Older moms, remember your late thirties? That time when friends and family were harassing you about having babies, used the term “geriatric mother” and told you your biological clock was ticking? Well, it turns out that the joke’s on them.

A study by Boston University School of Medicine found that women who gave birth naturally after age 33 have a higher chance of living to an extreme age than those who had their last child before age 30.

For this research, data was analyzed from the Long Life Family Study. They looked at the ages at which 462 women had their last child and how long they ended up living.

Researchers concluded that women who gave birth to their last child after 33 were twice as likely to live to 95 years or older, compared with those who had their last child by age 29.

The more the better?

Aladdin Shadyab, a post-doctoral fellow in family medicine and public health at University of California San Diego School of Medicine, conducted a related study. He found that, in addition to giving birth later in life, women who had two to four children were more likely to live longer than those who had one.

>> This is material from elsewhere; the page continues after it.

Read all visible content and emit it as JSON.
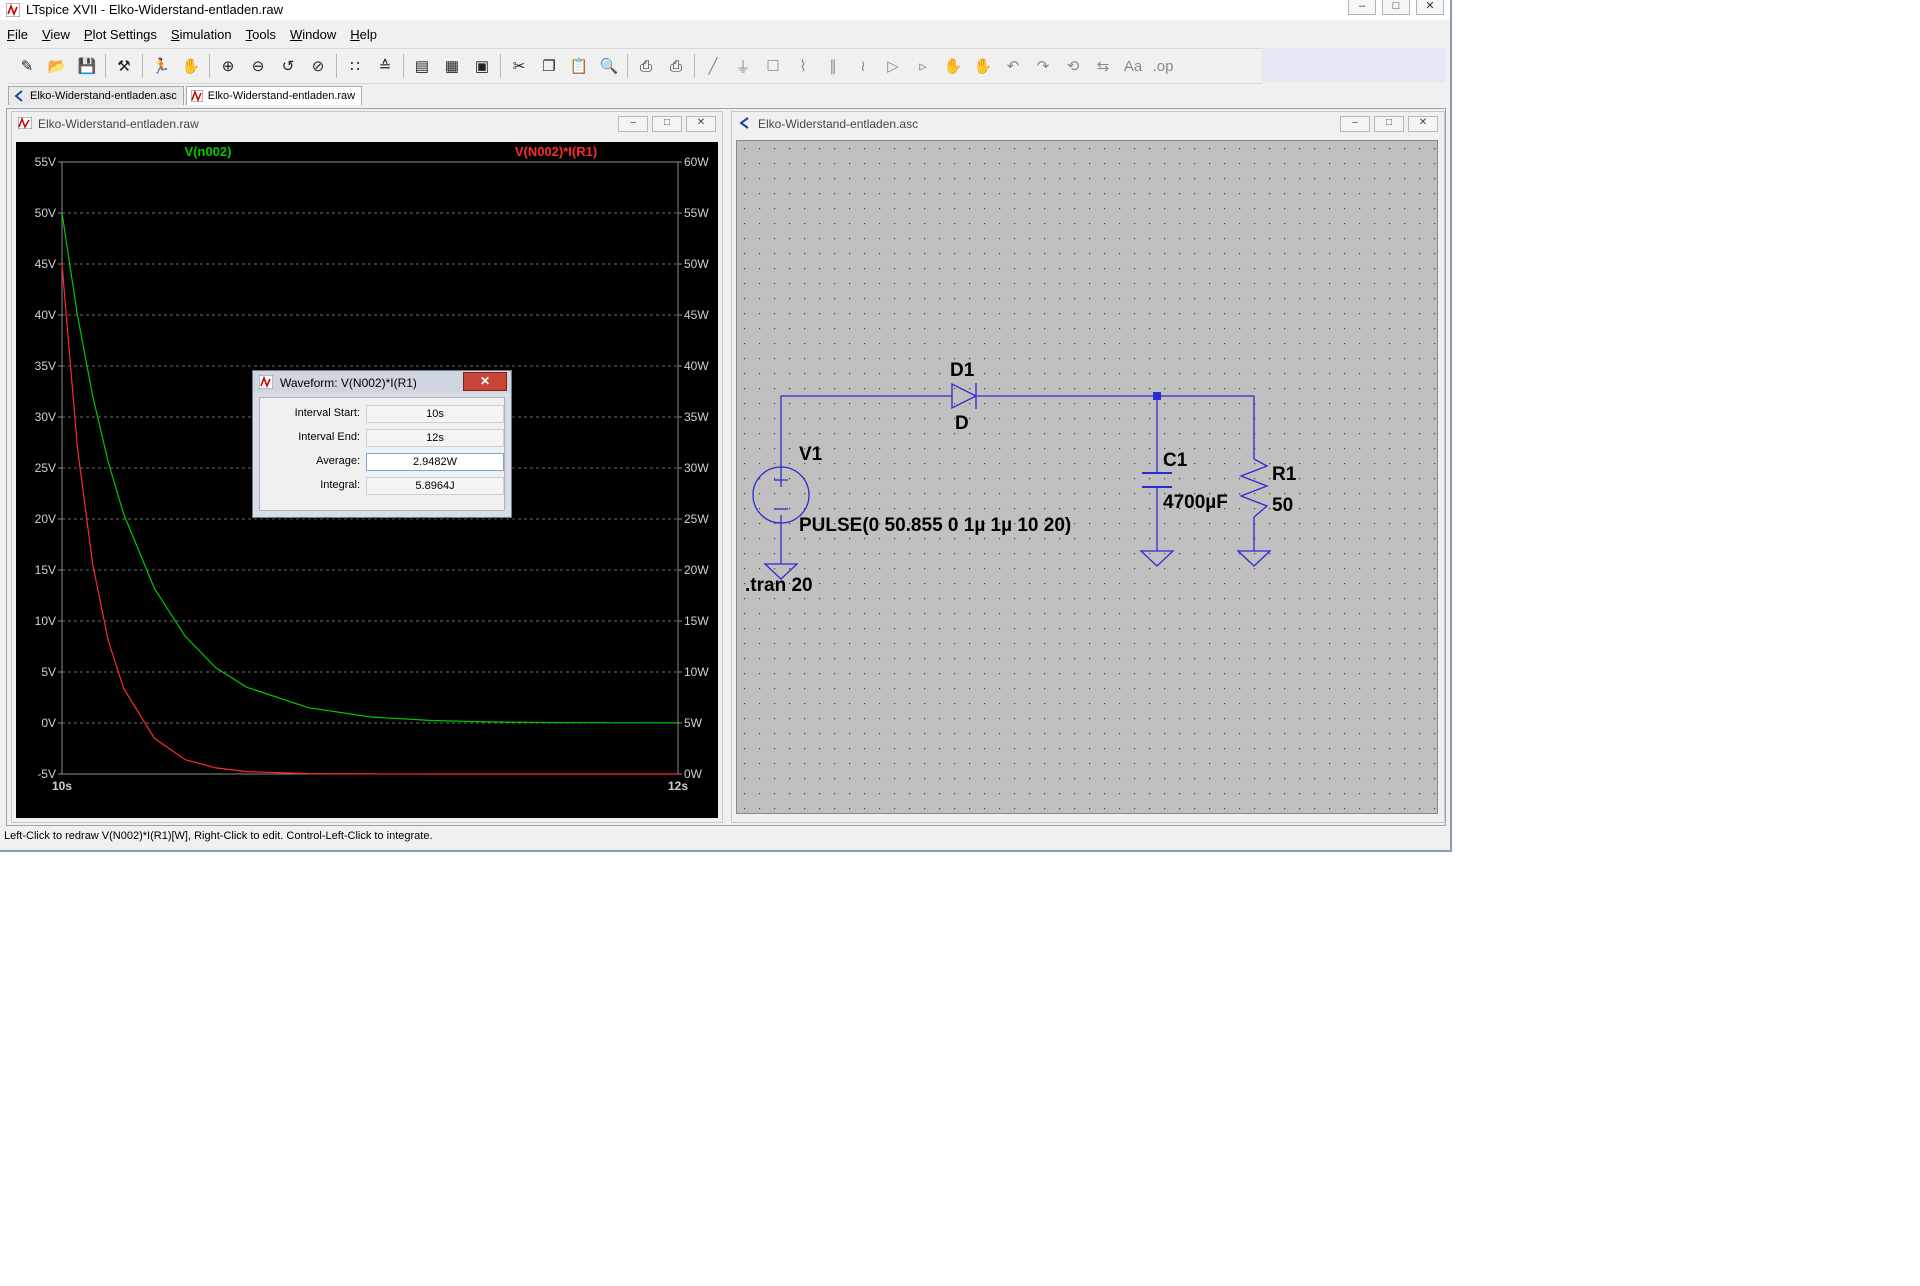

However, this relationship was only true among white women and not black women. The study did not delve into the reasons for this difference between races, but previous data suggest some possibilities.

Perhaps social factors such as income and education are markers for women’s access to health care. Those with more social mobility may just have more access to healthcare, which allows them to live longer.

Though not yet proven, the researchers suspect that the DNA of women who can have babies later in life might contain genetic variants that slow aging and lower the risk for age-related diseases that can hamper fertility.

This could also explain why women outlive men. Out of all the people who live to be 100 years old, a whopping 85% are women.

No fountain of youth

The study is keen to point out that putting off pregnancy will not add years to your life.

While this is great news for women who gave birth later in life, the study is keen to point out that putting off pregnancy will not add years to your life.

Sadly, genetics don’t work that way and this is an important point to consider if you have a friend or family member who is thinking about trying to start a family in their late thirties.

“If you physically delay having children, that’s not going to help with longevity,” explained Paola Sebastiani, a Boston University biostatistics professor and study co-author, “A woman with a natural ability to have children later in life suggests that her body, including her reproductive system, just happens to age at a slow pace. Some women’s biological clocks simply tick more slowly than most.”

The good news is that if you had your child later in life, you may carry the variant and could have passed it down to your children. Yes, not only are you likely to live longer, but your children are too.

It seems that we may have women to thank for the evolution of longevity. Thanks mom!